Doctors who become politicians
A problem that recently raised its ugly head again is how well can a doctor perform his daily medical obligations to his patients and, at the same time, act efficiently as a minister or parliamentary secretary or member of Parliament. These...
A problem that recently raised its ugly head again is how well can a doctor perform his daily medical obligations to his patients and, at the same time, act efficiently as a minister or parliamentary secretary or member of Parliament.
These parliamentary offices, all agree, are important government posts which, in this global international context, are becoming more onerous and demanding.
They are also adequately remunerated by the State.
What is more, one very often hears arguments that ordinary members of Parliament should be better remunerated and made whole-time public officers if they are expected to discharge their parliamentary duties efficiently.
The history of our House of Representatives since 1921 tells us that many doctors served as members of Parliament without compromising their public duties or their medical profession. Most of them have been general practitioners.

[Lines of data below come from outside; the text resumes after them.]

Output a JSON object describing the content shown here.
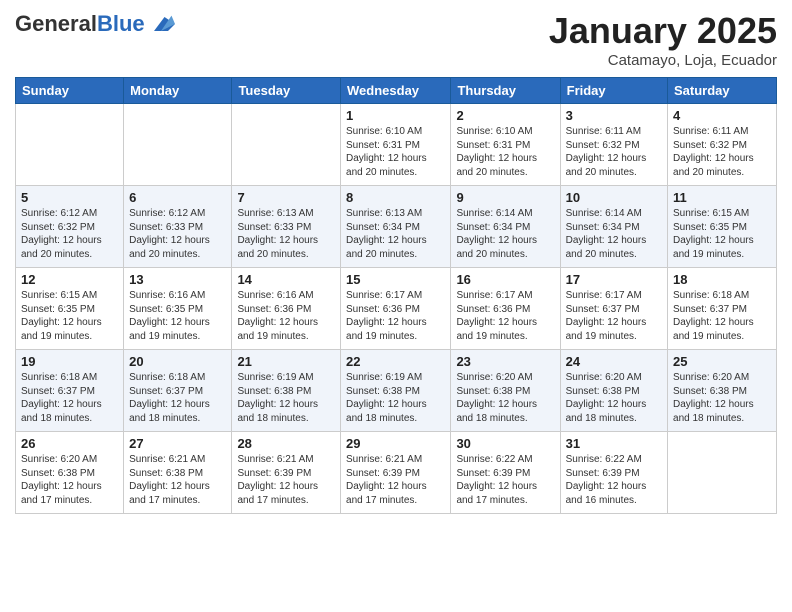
{
  "header": {
    "logo_general": "General",
    "logo_blue": "Blue",
    "month_title": "January 2025",
    "subtitle": "Catamayo, Loja, Ecuador"
  },
  "weekdays": [
    "Sunday",
    "Monday",
    "Tuesday",
    "Wednesday",
    "Thursday",
    "Friday",
    "Saturday"
  ],
  "weeks": [
    [
      {
        "day": "",
        "info": ""
      },
      {
        "day": "",
        "info": ""
      },
      {
        "day": "",
        "info": ""
      },
      {
        "day": "1",
        "info": "Sunrise: 6:10 AM\nSunset: 6:31 PM\nDaylight: 12 hours and 20 minutes."
      },
      {
        "day": "2",
        "info": "Sunrise: 6:10 AM\nSunset: 6:31 PM\nDaylight: 12 hours and 20 minutes."
      },
      {
        "day": "3",
        "info": "Sunrise: 6:11 AM\nSunset: 6:32 PM\nDaylight: 12 hours and 20 minutes."
      },
      {
        "day": "4",
        "info": "Sunrise: 6:11 AM\nSunset: 6:32 PM\nDaylight: 12 hours and 20 minutes."
      }
    ],
    [
      {
        "day": "5",
        "info": "Sunrise: 6:12 AM\nSunset: 6:32 PM\nDaylight: 12 hours and 20 minutes."
      },
      {
        "day": "6",
        "info": "Sunrise: 6:12 AM\nSunset: 6:33 PM\nDaylight: 12 hours and 20 minutes."
      },
      {
        "day": "7",
        "info": "Sunrise: 6:13 AM\nSunset: 6:33 PM\nDaylight: 12 hours and 20 minutes."
      },
      {
        "day": "8",
        "info": "Sunrise: 6:13 AM\nSunset: 6:34 PM\nDaylight: 12 hours and 20 minutes."
      },
      {
        "day": "9",
        "info": "Sunrise: 6:14 AM\nSunset: 6:34 PM\nDaylight: 12 hours and 20 minutes."
      },
      {
        "day": "10",
        "info": "Sunrise: 6:14 AM\nSunset: 6:34 PM\nDaylight: 12 hours and 20 minutes."
      },
      {
        "day": "11",
        "info": "Sunrise: 6:15 AM\nSunset: 6:35 PM\nDaylight: 12 hours and 19 minutes."
      }
    ],
    [
      {
        "day": "12",
        "info": "Sunrise: 6:15 AM\nSunset: 6:35 PM\nDaylight: 12 hours and 19 minutes."
      },
      {
        "day": "13",
        "info": "Sunrise: 6:16 AM\nSunset: 6:35 PM\nDaylight: 12 hours and 19 minutes."
      },
      {
        "day": "14",
        "info": "Sunrise: 6:16 AM\nSunset: 6:36 PM\nDaylight: 12 hours and 19 minutes."
      },
      {
        "day": "15",
        "info": "Sunrise: 6:17 AM\nSunset: 6:36 PM\nDaylight: 12 hours and 19 minutes."
      },
      {
        "day": "16",
        "info": "Sunrise: 6:17 AM\nSunset: 6:36 PM\nDaylight: 12 hours and 19 minutes."
      },
      {
        "day": "17",
        "info": "Sunrise: 6:17 AM\nSunset: 6:37 PM\nDaylight: 12 hours and 19 minutes."
      },
      {
        "day": "18",
        "info": "Sunrise: 6:18 AM\nSunset: 6:37 PM\nDaylight: 12 hours and 19 minutes."
      }
    ],
    [
      {
        "day": "19",
        "info": "Sunrise: 6:18 AM\nSunset: 6:37 PM\nDaylight: 12 hours and 18 minutes."
      },
      {
        "day": "20",
        "info": "Sunrise: 6:18 AM\nSunset: 6:37 PM\nDaylight: 12 hours and 18 minutes."
      },
      {
        "day": "21",
        "info": "Sunrise: 6:19 AM\nSunset: 6:38 PM\nDaylight: 12 hours and 18 minutes."
      },
      {
        "day": "22",
        "info": "Sunrise: 6:19 AM\nSunset: 6:38 PM\nDaylight: 12 hours and 18 minutes."
      },
      {
        "day": "23",
        "info": "Sunrise: 6:20 AM\nSunset: 6:38 PM\nDaylight: 12 hours and 18 minutes."
      },
      {
        "day": "24",
        "info": "Sunrise: 6:20 AM\nSunset: 6:38 PM\nDaylight: 12 hours and 18 minutes."
      },
      {
        "day": "25",
        "info": "Sunrise: 6:20 AM\nSunset: 6:38 PM\nDaylight: 12 hours and 18 minutes."
      }
    ],
    [
      {
        "day": "26",
        "info": "Sunrise: 6:20 AM\nSunset: 6:38 PM\nDaylight: 12 hours and 17 minutes."
      },
      {
        "day": "27",
        "info": "Sunrise: 6:21 AM\nSunset: 6:38 PM\nDaylight: 12 hours and 17 minutes."
      },
      {
        "day": "28",
        "info": "Sunrise: 6:21 AM\nSunset: 6:39 PM\nDaylight: 12 hours and 17 minutes."
      },
      {
        "day": "29",
        "info": "Sunrise: 6:21 AM\nSunset: 6:39 PM\nDaylight: 12 hours and 17 minutes."
      },
      {
        "day": "30",
        "info": "Sunrise: 6:22 AM\nSunset: 6:39 PM\nDaylight: 12 hours and 17 minutes."
      },
      {
        "day": "31",
        "info": "Sunrise: 6:22 AM\nSunset: 6:39 PM\nDaylight: 12 hours and 16 minutes."
      },
      {
        "day": "",
        "info": ""
      }
    ]
  ]
}
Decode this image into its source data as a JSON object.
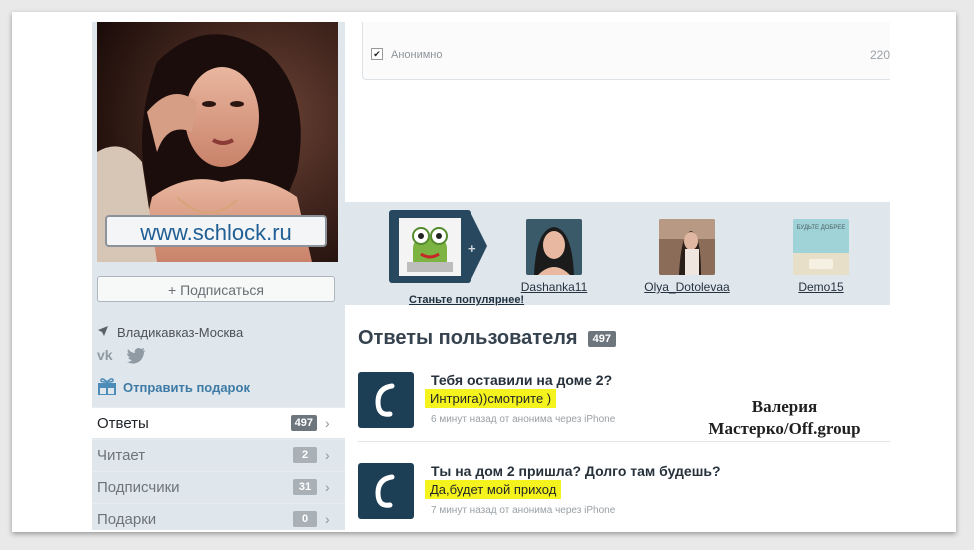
{
  "profile": {
    "watermark": "www.schlock.ru",
    "subscribe_label": "+ Подписаться",
    "location": "Владикавказ-Москва",
    "socials": [
      "vk-icon",
      "twitter-icon"
    ],
    "gift_label": "Отправить подарок"
  },
  "nav": [
    {
      "label": "Ответы",
      "count": "497",
      "active": true
    },
    {
      "label": "Читает",
      "count": "2"
    },
    {
      "label": "Подписчики",
      "count": "31"
    },
    {
      "label": "Подарки",
      "count": "0"
    }
  ],
  "ask": {
    "anonymous_label": "Анонимно",
    "char_count": "220",
    "anonymous_checked": true
  },
  "popular": {
    "promo_label": "Станьте популярнее!",
    "users": [
      {
        "name": "Dashanka11"
      },
      {
        "name": "Olya_Dotolevaa"
      },
      {
        "name": "Demo15",
        "avatar_text": "БУДЬТЕ ДОБРЕЕ"
      }
    ]
  },
  "answers": {
    "title": "Ответы пользователя",
    "count": "497",
    "items": [
      {
        "question": "Тебя оставили на доме 2?",
        "answer": "Интрига))смотрите )",
        "meta": "6 минут назад от анонима через iPhone"
      },
      {
        "question": "Ты на дом 2 пришла? Долго там будешь?",
        "answer": "Да,будет мой приход",
        "meta": "7 минут назад от анонима через iPhone"
      }
    ]
  },
  "credit": {
    "line1": "Валерия",
    "line2": "Мастерко/Off.group"
  },
  "colors": {
    "sidebar_bg": "#dfe6ec",
    "accent": "#1d3f55",
    "highlight": "#f5f31e",
    "link": "#3d7ba6"
  }
}
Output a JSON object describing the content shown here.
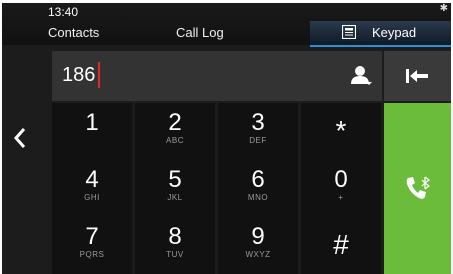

There has been an instance, however, in 1947 where a Minister of Health who was also a surgeon resigned his ministry after a few months because he realised that he could not pursue his two careers simultaneously without falling short of doing justice to one or both of the duties he had assumed.
The Public Service Commission had later decided that a consultant serving in a public hospital could not stand as a party candidate in a general election and hold on to his hospital appointment.
This measure helped substantially to avert the undue ‘politicisation’ of the medical profession.
Unfortunately, the decision was put in abeyance when a senior member of the Nationalist Party who also held a consultant post in a public hospital decided to contest in a general election in the 1960s. He was also an ophthalmologist.
We now have a class of doctors cum politicians who exploit their ambivalent situation to further their careers in both fields.
This, I hold, does not advantage either calling.
To serve as a minister or a parliamentary secretary properly and efficiently requires the whole-time engagement of an incumbent and no exception should be made to this rule. It is, after all, the free choice of a medical consultant to venture into the arena of national politics and this does not make him or her an indispensable specialist.
We are fortunate to have more than sufficient talent to go round.